L’argument est léger et assez faible, bien dans l’esprit du vaudeville auquel il emprunte le goût du quiproquo et de la grivoiserie. Il narre les efforts infructueux d’un jeune aristocrate libertin pour séduire une jeune fille vertueuse. En l’absence du Comte de Formoutiers, parti aux croisades, le Comte Ory tente de séduire sa sœur, Adèle, restée seule au château. Au Ier acte, il fera ses tentatives de séduction, sous le déguisement d’un ermite et sera découvert par son précepteur qui fera échouer la manœuvre. A l’acte II, il réussira à s’introduire dans le château déguisé en pèlerine surprise par la tempête, parviendra jusqu’à la chambre d’Adèle mais se verra privé de succès par le retour soudain des croisés.
La direction de Patrick Lange est précise et enthousiaste. Elle communique une belle énergie à l’Orchestre de Chambre de Paris mais on a connu des interprétations de Rossini plus inspirées, plus subtiles et surtout plus attentives aux voix. Ici, les chanteurs sont submergés par une pâte sonore qui a certes le plus souvent de belles couleurs mais qui aurait gagné à moins de puissance, à moins de précipitation et à plus d’équilibre. Ce défaut d’équilibre ne se corrige pas au long de la soirée, ajoutant à l’écriture complexe de la plupart des rôles une difficulté supplémentaire pour les chanteurs, de surcroît privés de la plupart des reprises, choix incongru pour ne pas dire incohérent pour ce type d’œuvre.

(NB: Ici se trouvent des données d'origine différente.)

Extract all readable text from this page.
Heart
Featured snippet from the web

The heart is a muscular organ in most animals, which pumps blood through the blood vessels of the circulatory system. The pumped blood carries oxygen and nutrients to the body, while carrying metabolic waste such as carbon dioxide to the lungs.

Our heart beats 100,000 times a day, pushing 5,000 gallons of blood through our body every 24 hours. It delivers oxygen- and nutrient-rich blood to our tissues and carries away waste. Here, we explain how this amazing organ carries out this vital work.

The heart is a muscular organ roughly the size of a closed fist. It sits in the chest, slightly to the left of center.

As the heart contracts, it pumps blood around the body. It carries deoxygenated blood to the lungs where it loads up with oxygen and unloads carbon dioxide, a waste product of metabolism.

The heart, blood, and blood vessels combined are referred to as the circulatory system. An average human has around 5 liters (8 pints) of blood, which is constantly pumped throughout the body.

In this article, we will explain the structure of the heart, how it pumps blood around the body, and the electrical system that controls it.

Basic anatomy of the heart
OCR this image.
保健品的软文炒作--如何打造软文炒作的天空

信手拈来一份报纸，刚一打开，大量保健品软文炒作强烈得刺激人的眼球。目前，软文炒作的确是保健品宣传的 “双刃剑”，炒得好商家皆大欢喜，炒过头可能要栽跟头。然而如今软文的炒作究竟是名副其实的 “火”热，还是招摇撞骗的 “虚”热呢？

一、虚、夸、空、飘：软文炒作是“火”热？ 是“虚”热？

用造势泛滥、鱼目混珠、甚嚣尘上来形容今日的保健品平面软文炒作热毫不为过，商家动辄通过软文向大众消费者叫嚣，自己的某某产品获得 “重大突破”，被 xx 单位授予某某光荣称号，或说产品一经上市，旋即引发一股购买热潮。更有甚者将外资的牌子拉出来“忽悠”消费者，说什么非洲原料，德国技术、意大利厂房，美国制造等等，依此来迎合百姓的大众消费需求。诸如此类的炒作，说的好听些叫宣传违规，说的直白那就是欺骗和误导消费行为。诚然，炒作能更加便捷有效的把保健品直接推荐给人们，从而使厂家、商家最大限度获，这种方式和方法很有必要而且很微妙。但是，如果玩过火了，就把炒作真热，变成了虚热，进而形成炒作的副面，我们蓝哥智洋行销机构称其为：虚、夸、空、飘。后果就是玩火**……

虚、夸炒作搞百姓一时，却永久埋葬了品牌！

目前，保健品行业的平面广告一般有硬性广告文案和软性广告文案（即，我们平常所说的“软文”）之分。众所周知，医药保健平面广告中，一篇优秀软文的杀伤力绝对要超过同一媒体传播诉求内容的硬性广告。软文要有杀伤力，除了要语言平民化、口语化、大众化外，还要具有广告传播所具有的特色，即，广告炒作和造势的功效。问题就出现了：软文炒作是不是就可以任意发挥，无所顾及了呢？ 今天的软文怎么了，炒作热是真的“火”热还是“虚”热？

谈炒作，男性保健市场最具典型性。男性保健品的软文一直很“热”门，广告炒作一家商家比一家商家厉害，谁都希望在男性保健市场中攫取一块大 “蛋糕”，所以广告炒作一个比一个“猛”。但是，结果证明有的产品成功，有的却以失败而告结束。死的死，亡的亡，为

Dans le rôle du Comte, écrit pour Nourrit à une hauteur extravagante (pas moins de 1 contre-ré, 5 contre ut dièse et une bonne dizaine de contre ut), Cyrille Dubois affronte sa partie avec enthousiasme et courage, sans tricherie. Usant aussi avec efficacité de la voix mixte et du falsetto, sa diction est un modèle du genre et sa composition d’un Comte Ory un peu sournois mais surtout très beta est souvent irrésistible. La voix domine sans peine un orchestre excessif mais la fatigue se fait vite sentir et si les couleurs sont préservées, les tenus sont écourtés. Le duo avec la Comtesse au II et le trio conclusif sont de vraies réussites mais dans l’ensemble on ne peut s’empêcher de se demander si le ténor est bien fait pour ce rôle et si ce Comte Ory ne constitue pas une prise de risques excessive.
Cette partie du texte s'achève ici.